As a (much younger) colleague once remarked, if I was as tired when I went to bed at night as I was when I got up in the morning, I would sleep like a log and be up with the lark.

Bailie Dr Nina Baker, Green Party councillor for the Anderston/City ward of Glasgow, reckons that academic research, including a recent report in New Scientist, signals that as puberty and hormonal changes sets in, teenagers develop different sleep habits and need different sleep patterns compared to either younger children or adults.

To perform better, she says, their very particular biological make-up should be taken into account to improve all aspects of school performance from attendance to results and that can mean a later start to the school day.

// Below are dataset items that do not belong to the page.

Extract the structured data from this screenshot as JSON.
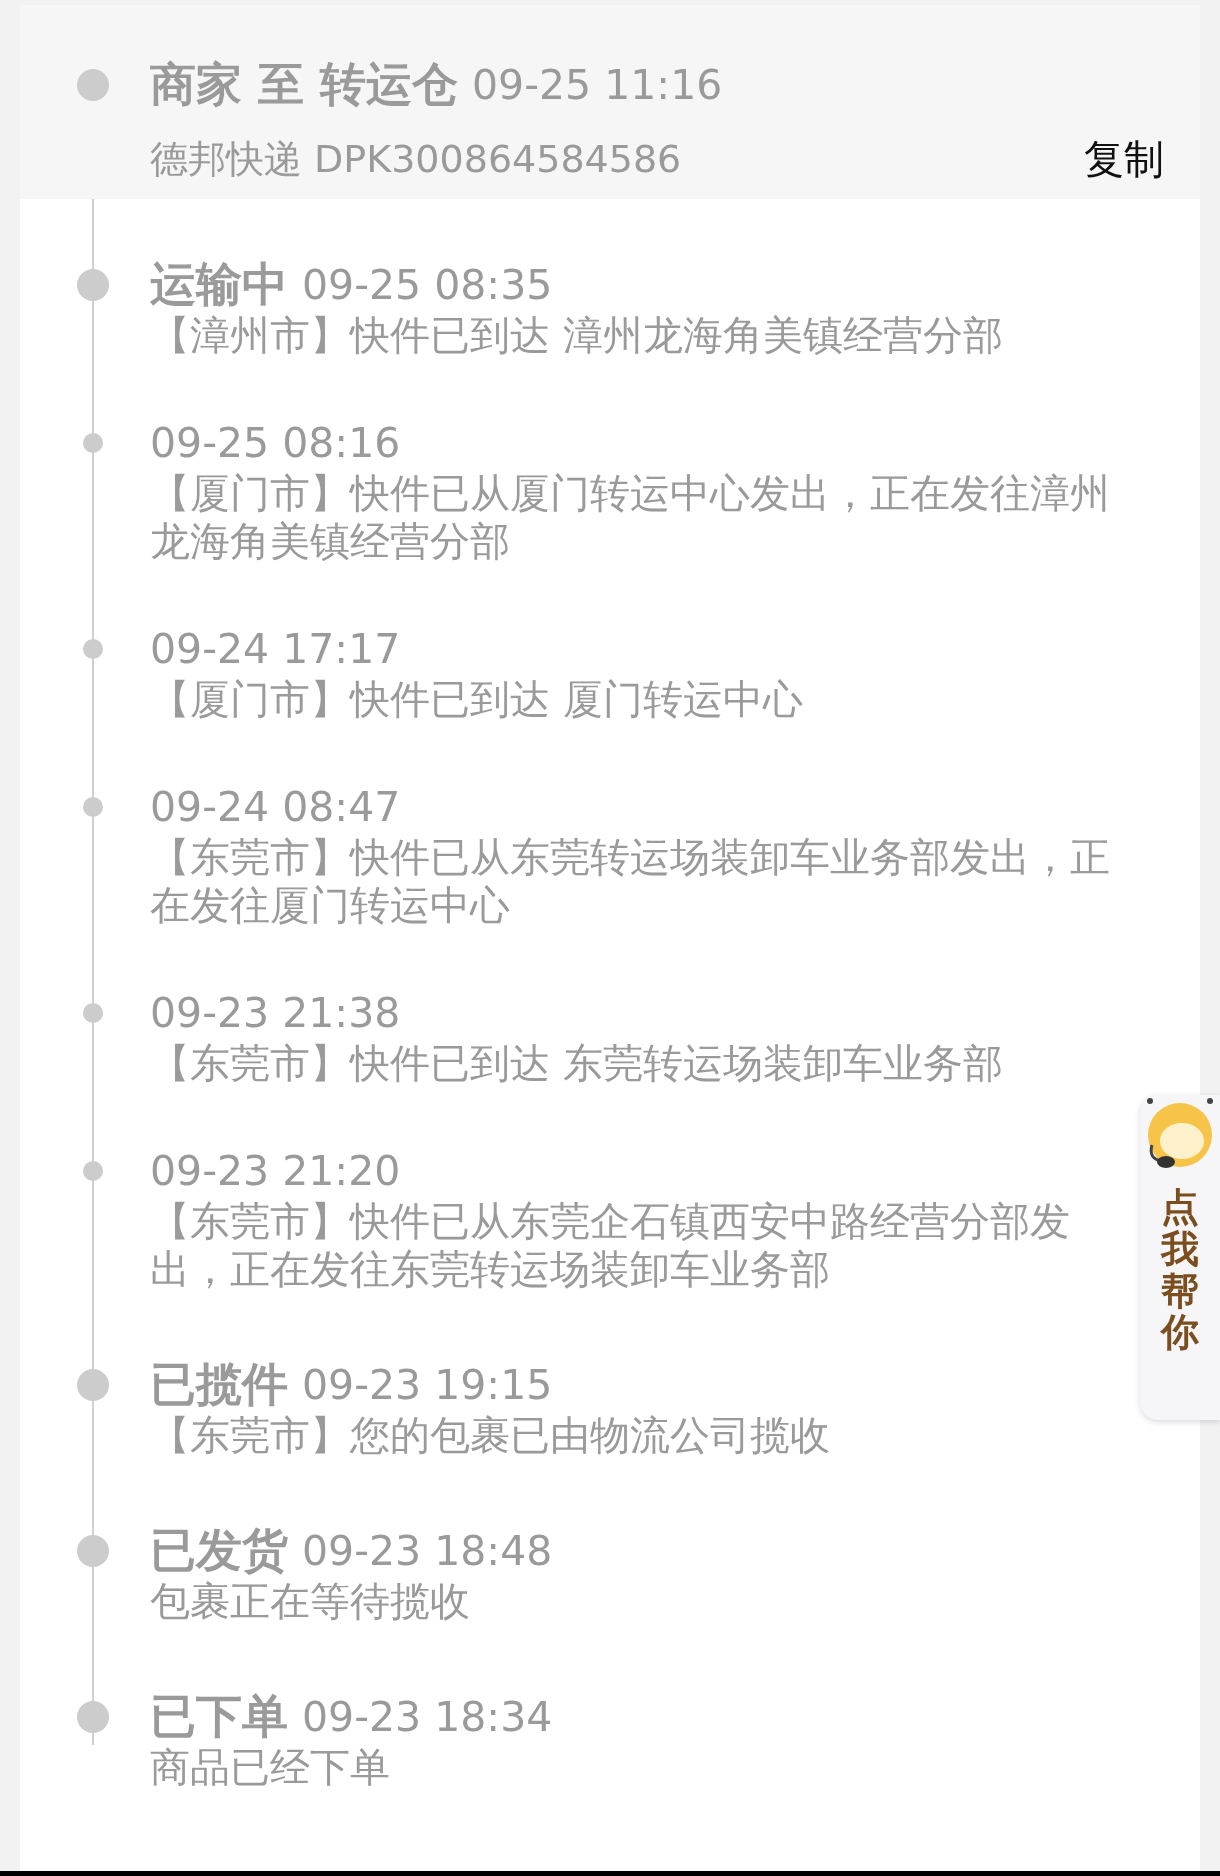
{
  "header": {
    "title": "商家 至 转运仓",
    "time": "09-25 11:16",
    "carrier": "德邦快递 DPK300864584586",
    "copy_button": "复制"
  },
  "events": [
    {
      "kind": "major",
      "status": "运输中",
      "time": "09-25 08:35",
      "desc": "【漳州市】快件已到达 漳州龙海角美镇经营分部"
    },
    {
      "kind": "minor",
      "time": "09-25 08:16",
      "desc": "【厦门市】快件已从厦门转运中心发出，正在发往漳州龙海角美镇经营分部"
    },
    {
      "kind": "minor",
      "time": "09-24 17:17",
      "desc": "【厦门市】快件已到达 厦门转运中心"
    },
    {
      "kind": "minor",
      "time": "09-24 08:47",
      "desc": "【东莞市】快件已从东莞转运场装卸车业务部发出，正在发往厦门转运中心"
    },
    {
      "kind": "minor",
      "time": "09-23 21:38",
      "desc": "【东莞市】快件已到达 东莞转运场装卸车业务部"
    },
    {
      "kind": "minor",
      "time": "09-23 21:20",
      "desc": "【东莞市】快件已从东莞企石镇西安中路经营分部发出，正在发往东莞转运场装卸车业务部"
    },
    {
      "kind": "major",
      "status": "已揽件",
      "time": "09-23 19:15",
      "desc": "【东莞市】您的包裹已由物流公司揽收"
    },
    {
      "kind": "major",
      "status": "已发货",
      "time": "09-23 18:48",
      "desc": "包裹正在等待揽收"
    },
    {
      "kind": "major",
      "status": "已下单",
      "time": "09-23 18:34",
      "desc": "商品已经下单"
    }
  ],
  "helper": {
    "label": "点我帮你"
  }
}
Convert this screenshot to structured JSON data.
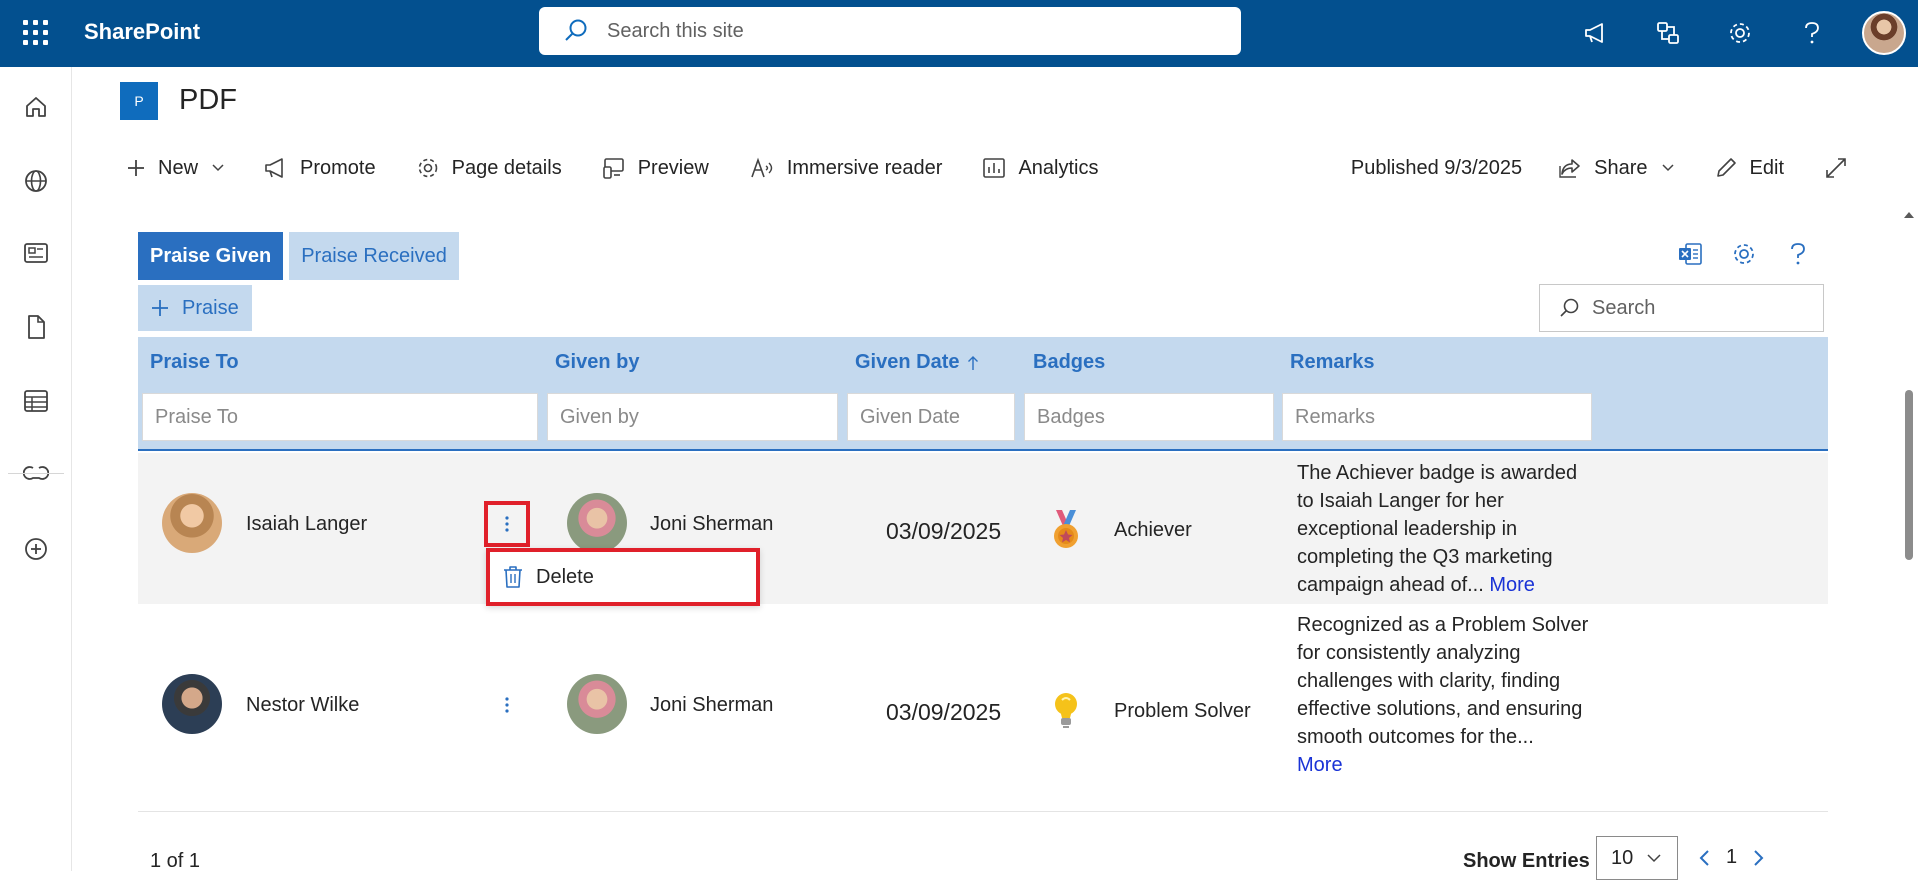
{
  "suite": {
    "brand": "SharePoint",
    "search_placeholder": "Search this site"
  },
  "page": {
    "site_logo_letter": "P",
    "title": "PDF"
  },
  "commands": {
    "new": "New",
    "promote": "Promote",
    "page_details": "Page details",
    "preview": "Preview",
    "immersive_reader": "Immersive reader",
    "analytics": "Analytics",
    "published": "Published 9/3/2025",
    "share": "Share",
    "edit": "Edit"
  },
  "webpart": {
    "tabs": [
      "Praise Given",
      "Praise Received"
    ],
    "praise_button": "Praise",
    "search_placeholder": "Search",
    "columns": [
      "Praise To",
      "Given by",
      "Given Date",
      "Badges",
      "Remarks"
    ],
    "filters": [
      "Praise To",
      "Given by",
      "Given Date",
      "Badges",
      "Remarks"
    ],
    "rows": [
      {
        "praise_to": "Isaiah Langer",
        "given_by": "Joni Sherman",
        "date": "03/09/2025",
        "badge": "Achiever",
        "badge_icon": "medal-icon",
        "remarks": "The Achiever badge is awarded to Isaiah Langer for her exceptional leadership in completing the Q3 marketing campaign ahead of...",
        "more": " More"
      },
      {
        "praise_to": "Nestor Wilke",
        "given_by": "Joni Sherman",
        "date": "03/09/2025",
        "badge": "Problem Solver",
        "badge_icon": "lightbulb-icon",
        "remarks": "Recognized as a Problem Solver for consistently analyzing challenges with clarity, finding effective solutions, and ensuring smooth outcomes for the...",
        "more": "More"
      }
    ],
    "context_menu": {
      "delete": "Delete"
    },
    "footer": {
      "count": "1 of 1",
      "show_entries": "Show Entries",
      "entries_value": "10",
      "page": "1"
    }
  },
  "colors": {
    "suitebar": "#03508f",
    "accent": "#2a6fc0",
    "header_bg": "#c4d9ee",
    "highlight": "#e0202a"
  }
}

Her motion to Glasgow City Council states that a waking up time of 7am for a teenager is the equivalent of a 5am wake-up call for an older adult.

“The normal school start time of 9am means that many or most teenagers arrive at school much more tired than their teachers, with proven bad results for memory and learning.

UK schools that have experimented with a school day starting at 10am for teenagers have found that the youngsters achieved higher grades.”

Dr Baker said: “The fact that adolescent brains undergo significant physical changes has been known to scientists for a while and the New Scientist article put that into perspective for me, especially the results from UK schools.

“My own children, one of whom was nocturnal and the other very much a day person, are adults themselves now so it wasn’t directly personal but I felt it would be interesting to see where this data might take us in terms of policy-making.

“It’s thought that most young teens are about 10 minutes short on sleep each day and by the time they leave school, that’s become half an hour, which is a lot in a week.”

The ideal adult average is seven to eight hours’ sleep a night but for adolescents, less than nine on a regular basis is counter-productive.

New Scientist underlined the importance of accommodating the alteration in adolescent sleep requirements, as well as taking into account societal changes that affect this fundamental biological necessity easygoing parental attitudes to bedtimes, increased TV watching or use of computers and mobile phone technology can lead to sleep deprivation.

“I spoke to the charity Sleep Scotland, who do a lot of fantastic work, especially for those with special needs, and it is possible to arrange the evening to have a better chance of getting to sleep.

“It’s important to acknowledge the effects of lifestyle choices but because of recognised chemical triggers, young people fall asleep later and that cuts the sleep time they have. Righting that at the other end makes sense.”

It’s also not about regular lie-ins as a concession to teenage moodiness.

Dr Baker said: “A lie-in is what you have on a non-school morning. Starting the academic part of school a little later is about recognising biological factors and offering practical measures that make it easier for young people to learn and work better at a time of huge physical and emotional changes.”

Many of the objections to potential changes are about the disruption of family timetables and routines.

Dr Baker added: “A lot of it seems to be about the convenience of others, not what might be tailored in the best interests of young people of this age.

“You wouldn’t put 6th year pupils into Primary 1-sized desks because they just don’t fit.

“And, of course, there are arguments that other countries start the school day even earlier and don’t do badly. That isn’t to say that a change like this might not help them to do even better.”